Algumas operações de negócio que envolvam transferência de hardware, software e serviços técnicos entre Google e Huawei não vão acontecer nos próximos tempos, na sequência da decisão da Google em suspender algumas atividades. A confirmar-se, esta cessação de colaboração é um forte golpe para a Huawei. A suspensão pode implicar que a Huawei perca imediatamente acesso às atualizações do Android e que as futuras versões de telefones deixem de ter acesso a serviços populares como a Play Store, ou as apps de Gmail ou do YouTube.

Os utilizadores de telefones Huawei com apps Google devem continuar a poder usar e descarregar aplicações. «Para utilizadores dos nossos serviços, Google Play e as funcionalidades de segurança do Google Play Protect vão continuar a funcionar nos aparelhos Huawei», disse um porta-voz da Google, citado pela Reuters. «A Huawei vai continuar a poder usar a versão pública do Android e não terá acesso a apps e serviços proprietários do Google», reforçou a mesma fonte.

A medida da Google surge na sequência da decisão de Donald Trump em registar a Huawei na lista negra de empresas com quem efetuar trocas comerciais, o que imediatamente desencadeou restrições que irão tornar a operação da fabricante chinesa com empresas norte-americanas muito difícil. O Departamento de Comércio dos EUA já afirmou que está a considerar aliviar um pouco estas restrições para evitar a interrupção das operações de rede e infraestruturas que já estejam em curso.

O impacto da inscrição nesta lista negra ainda é desconhecido, com especialistas a considerarem que dificilmente a Huawei conseguirá fazer negócio fora da China agora.

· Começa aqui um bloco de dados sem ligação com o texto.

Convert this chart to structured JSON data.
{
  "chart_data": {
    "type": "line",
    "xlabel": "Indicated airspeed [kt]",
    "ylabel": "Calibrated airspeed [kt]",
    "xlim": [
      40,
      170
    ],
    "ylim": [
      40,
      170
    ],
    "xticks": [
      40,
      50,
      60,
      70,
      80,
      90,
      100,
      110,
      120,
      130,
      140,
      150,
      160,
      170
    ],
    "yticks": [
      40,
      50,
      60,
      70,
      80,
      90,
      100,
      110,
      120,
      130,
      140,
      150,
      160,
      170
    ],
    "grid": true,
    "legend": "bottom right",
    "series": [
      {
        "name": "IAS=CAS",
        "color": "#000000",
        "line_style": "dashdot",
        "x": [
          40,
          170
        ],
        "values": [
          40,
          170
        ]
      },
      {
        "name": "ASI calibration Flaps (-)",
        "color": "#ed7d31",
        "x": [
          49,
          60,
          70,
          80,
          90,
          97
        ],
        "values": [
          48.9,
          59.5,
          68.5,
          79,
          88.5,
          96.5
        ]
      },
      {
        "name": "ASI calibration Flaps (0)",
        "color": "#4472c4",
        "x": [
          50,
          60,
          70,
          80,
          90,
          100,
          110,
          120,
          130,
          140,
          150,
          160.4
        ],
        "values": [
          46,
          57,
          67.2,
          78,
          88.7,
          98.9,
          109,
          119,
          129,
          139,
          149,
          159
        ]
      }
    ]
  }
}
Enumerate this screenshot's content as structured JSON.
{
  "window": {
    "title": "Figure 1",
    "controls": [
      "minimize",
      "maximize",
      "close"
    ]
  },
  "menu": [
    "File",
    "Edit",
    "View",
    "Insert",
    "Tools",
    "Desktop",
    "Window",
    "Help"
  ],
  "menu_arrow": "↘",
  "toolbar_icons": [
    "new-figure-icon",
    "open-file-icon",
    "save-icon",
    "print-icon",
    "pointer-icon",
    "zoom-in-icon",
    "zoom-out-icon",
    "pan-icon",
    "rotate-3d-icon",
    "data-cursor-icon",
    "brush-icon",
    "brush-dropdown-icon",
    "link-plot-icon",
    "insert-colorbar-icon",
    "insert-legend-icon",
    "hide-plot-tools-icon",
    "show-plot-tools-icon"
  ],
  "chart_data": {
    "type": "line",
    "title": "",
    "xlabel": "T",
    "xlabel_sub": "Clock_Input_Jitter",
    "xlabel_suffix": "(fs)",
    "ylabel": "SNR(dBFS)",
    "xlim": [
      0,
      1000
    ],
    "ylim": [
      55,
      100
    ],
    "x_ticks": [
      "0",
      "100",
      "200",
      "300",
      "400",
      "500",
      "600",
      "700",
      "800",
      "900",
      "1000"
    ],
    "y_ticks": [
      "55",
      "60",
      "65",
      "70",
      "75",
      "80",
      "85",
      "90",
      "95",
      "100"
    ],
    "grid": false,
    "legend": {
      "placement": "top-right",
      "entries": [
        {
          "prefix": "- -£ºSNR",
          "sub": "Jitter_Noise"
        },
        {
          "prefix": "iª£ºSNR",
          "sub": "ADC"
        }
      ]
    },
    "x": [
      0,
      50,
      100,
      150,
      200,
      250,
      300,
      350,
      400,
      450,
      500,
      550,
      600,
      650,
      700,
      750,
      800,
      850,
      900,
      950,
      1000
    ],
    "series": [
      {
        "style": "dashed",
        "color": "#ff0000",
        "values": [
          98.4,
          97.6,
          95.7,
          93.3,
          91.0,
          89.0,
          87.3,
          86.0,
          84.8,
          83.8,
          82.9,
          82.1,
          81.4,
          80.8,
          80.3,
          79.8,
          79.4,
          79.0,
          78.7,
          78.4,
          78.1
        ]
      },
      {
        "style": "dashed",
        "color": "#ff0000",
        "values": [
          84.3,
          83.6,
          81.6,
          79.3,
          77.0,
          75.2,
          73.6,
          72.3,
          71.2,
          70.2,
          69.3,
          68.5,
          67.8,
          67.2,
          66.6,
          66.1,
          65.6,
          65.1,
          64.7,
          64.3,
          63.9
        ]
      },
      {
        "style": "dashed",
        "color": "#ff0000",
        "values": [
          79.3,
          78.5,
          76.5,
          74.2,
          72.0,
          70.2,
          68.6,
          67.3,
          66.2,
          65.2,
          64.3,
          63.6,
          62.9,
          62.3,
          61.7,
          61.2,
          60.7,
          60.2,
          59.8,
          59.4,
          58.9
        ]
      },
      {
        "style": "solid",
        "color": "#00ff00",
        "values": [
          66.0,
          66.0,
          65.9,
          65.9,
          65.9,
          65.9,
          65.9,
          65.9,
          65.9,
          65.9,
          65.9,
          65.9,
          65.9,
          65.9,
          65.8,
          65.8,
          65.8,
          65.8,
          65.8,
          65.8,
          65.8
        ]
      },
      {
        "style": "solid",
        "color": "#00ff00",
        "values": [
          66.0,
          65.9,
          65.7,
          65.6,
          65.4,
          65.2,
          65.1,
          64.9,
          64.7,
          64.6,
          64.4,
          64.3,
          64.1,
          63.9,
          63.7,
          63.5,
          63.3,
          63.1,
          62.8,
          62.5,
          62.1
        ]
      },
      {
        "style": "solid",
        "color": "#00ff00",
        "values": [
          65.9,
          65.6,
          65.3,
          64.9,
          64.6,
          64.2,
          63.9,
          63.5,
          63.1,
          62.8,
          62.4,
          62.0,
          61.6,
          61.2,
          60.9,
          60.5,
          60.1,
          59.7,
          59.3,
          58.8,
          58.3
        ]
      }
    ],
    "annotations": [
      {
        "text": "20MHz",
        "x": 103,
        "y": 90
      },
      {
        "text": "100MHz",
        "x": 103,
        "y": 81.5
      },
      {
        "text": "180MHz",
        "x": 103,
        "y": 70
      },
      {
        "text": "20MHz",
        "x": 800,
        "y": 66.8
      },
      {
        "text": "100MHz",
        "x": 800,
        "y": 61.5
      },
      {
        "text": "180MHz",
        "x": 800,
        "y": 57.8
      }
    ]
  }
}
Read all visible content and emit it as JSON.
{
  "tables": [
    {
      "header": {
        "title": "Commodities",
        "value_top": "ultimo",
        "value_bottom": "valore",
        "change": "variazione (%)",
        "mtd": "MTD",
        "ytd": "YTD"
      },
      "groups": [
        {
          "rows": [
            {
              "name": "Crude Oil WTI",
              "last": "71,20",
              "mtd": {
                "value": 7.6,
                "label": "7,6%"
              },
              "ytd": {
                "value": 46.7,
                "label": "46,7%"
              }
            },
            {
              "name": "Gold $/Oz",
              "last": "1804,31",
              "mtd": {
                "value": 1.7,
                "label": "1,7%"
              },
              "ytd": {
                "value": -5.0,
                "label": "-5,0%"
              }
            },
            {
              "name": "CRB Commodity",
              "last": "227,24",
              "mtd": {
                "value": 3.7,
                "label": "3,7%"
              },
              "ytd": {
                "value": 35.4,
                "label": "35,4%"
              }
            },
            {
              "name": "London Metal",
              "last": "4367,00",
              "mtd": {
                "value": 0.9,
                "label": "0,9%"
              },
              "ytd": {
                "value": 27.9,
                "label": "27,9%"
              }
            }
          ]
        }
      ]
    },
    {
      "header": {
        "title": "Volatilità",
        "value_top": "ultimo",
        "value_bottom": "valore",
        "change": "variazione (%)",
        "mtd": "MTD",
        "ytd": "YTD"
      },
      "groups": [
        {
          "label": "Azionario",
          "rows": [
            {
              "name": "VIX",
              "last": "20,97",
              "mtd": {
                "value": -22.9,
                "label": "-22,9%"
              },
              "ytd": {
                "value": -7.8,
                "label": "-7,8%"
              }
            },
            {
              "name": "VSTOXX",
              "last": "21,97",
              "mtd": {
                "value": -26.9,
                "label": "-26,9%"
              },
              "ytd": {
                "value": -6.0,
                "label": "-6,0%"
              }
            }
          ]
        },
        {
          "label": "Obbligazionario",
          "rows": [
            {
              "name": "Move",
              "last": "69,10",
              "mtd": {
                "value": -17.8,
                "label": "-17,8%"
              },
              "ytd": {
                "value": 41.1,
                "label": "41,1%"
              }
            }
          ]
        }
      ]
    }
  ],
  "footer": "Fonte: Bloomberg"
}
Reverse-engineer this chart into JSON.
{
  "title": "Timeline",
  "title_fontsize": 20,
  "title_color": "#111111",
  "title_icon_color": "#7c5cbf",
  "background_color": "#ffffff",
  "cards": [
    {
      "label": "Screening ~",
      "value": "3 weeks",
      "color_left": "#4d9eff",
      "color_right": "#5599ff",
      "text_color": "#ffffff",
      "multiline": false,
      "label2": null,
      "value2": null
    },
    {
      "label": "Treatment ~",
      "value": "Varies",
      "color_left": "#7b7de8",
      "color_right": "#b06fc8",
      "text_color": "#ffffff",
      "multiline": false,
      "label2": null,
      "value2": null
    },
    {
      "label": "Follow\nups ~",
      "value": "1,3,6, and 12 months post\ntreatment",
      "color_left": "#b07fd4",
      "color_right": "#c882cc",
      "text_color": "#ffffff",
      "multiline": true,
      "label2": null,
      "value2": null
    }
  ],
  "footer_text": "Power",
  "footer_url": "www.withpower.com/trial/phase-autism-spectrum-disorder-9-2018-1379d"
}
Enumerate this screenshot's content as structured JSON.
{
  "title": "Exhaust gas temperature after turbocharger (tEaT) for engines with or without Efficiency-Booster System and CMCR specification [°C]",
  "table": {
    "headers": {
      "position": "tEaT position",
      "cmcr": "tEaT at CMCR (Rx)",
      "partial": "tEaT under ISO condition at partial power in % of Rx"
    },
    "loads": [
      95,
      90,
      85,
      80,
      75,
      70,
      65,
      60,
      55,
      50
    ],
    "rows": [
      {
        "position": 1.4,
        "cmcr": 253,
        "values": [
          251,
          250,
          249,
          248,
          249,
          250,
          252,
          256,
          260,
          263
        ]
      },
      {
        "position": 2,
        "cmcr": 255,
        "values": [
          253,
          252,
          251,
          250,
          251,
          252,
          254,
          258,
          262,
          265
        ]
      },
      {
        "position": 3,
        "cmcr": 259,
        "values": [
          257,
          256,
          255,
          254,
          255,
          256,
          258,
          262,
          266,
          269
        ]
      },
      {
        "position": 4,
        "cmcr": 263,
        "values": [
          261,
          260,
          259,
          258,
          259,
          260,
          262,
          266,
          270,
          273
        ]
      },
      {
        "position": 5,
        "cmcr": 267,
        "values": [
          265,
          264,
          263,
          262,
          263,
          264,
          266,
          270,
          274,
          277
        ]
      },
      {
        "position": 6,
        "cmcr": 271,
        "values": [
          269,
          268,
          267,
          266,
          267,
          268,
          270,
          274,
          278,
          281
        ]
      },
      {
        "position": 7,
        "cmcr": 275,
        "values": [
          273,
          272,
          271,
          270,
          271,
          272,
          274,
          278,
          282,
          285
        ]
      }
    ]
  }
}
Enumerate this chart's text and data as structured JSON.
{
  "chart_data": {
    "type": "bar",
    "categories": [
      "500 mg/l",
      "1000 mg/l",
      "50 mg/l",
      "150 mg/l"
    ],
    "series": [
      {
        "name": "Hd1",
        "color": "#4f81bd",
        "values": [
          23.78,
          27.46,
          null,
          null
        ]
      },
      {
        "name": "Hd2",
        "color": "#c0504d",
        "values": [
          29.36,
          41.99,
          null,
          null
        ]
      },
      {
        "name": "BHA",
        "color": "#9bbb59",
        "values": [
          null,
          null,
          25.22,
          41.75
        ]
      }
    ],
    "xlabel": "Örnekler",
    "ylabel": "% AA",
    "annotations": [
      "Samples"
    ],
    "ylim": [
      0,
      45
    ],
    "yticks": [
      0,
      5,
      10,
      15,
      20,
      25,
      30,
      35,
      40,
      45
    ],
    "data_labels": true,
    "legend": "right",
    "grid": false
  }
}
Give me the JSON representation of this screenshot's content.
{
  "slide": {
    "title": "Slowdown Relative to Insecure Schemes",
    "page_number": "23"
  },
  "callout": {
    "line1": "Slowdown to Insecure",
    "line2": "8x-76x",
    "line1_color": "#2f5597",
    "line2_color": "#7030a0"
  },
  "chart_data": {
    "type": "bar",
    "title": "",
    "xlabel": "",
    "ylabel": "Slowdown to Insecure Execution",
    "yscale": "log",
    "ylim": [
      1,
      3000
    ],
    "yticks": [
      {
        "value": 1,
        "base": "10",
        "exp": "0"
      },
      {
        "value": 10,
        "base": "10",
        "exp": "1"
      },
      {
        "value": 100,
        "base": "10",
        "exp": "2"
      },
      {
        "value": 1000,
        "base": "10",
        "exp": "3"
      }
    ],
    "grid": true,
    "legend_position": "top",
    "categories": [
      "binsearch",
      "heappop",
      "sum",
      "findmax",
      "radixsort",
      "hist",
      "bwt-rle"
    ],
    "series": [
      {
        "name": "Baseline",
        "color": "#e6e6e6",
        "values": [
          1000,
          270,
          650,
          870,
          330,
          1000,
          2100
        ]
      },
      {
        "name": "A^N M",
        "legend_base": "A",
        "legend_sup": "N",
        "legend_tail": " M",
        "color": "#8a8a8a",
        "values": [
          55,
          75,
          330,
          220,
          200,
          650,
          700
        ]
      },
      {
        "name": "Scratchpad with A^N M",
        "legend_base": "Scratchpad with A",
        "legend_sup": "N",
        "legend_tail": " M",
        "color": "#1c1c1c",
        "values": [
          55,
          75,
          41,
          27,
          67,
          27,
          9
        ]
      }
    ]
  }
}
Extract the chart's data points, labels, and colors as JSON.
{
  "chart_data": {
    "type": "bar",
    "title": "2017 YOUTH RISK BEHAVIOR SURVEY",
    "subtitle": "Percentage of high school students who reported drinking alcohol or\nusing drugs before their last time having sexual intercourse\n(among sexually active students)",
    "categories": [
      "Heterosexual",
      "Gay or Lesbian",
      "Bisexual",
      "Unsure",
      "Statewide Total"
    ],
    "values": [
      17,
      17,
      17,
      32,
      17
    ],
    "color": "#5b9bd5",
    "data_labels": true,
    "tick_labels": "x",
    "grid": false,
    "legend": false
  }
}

Os detalhes desta suspensão também estão a ser debatidos internamente na Google e na Huawei.

Os fabricantes de chips Intel, Qualcomm, Xilinx e Broadcom já informaram os seus funcionários de que não irão fornecer software crítico e componentes à fabricante chinesa até indicação em contrário.

Do lado da Huawei, sabe-se que a empresa já tem vindo a trabalhar num cenário alternativo, onde irá usar a sua própria tecnologia, caso se veja impedida de usar Android e soluções Google. Alguns destes programas já estão em uso na China. O acesso à comunidade Android deverá continuar a existir, uma vez que se trata de software de código aberto. No entanto, apps como Gmail, YouTube ou o Chrome são propriedade da Google e podem estar bloqueadas em futuros aparelhos da marca chinesa.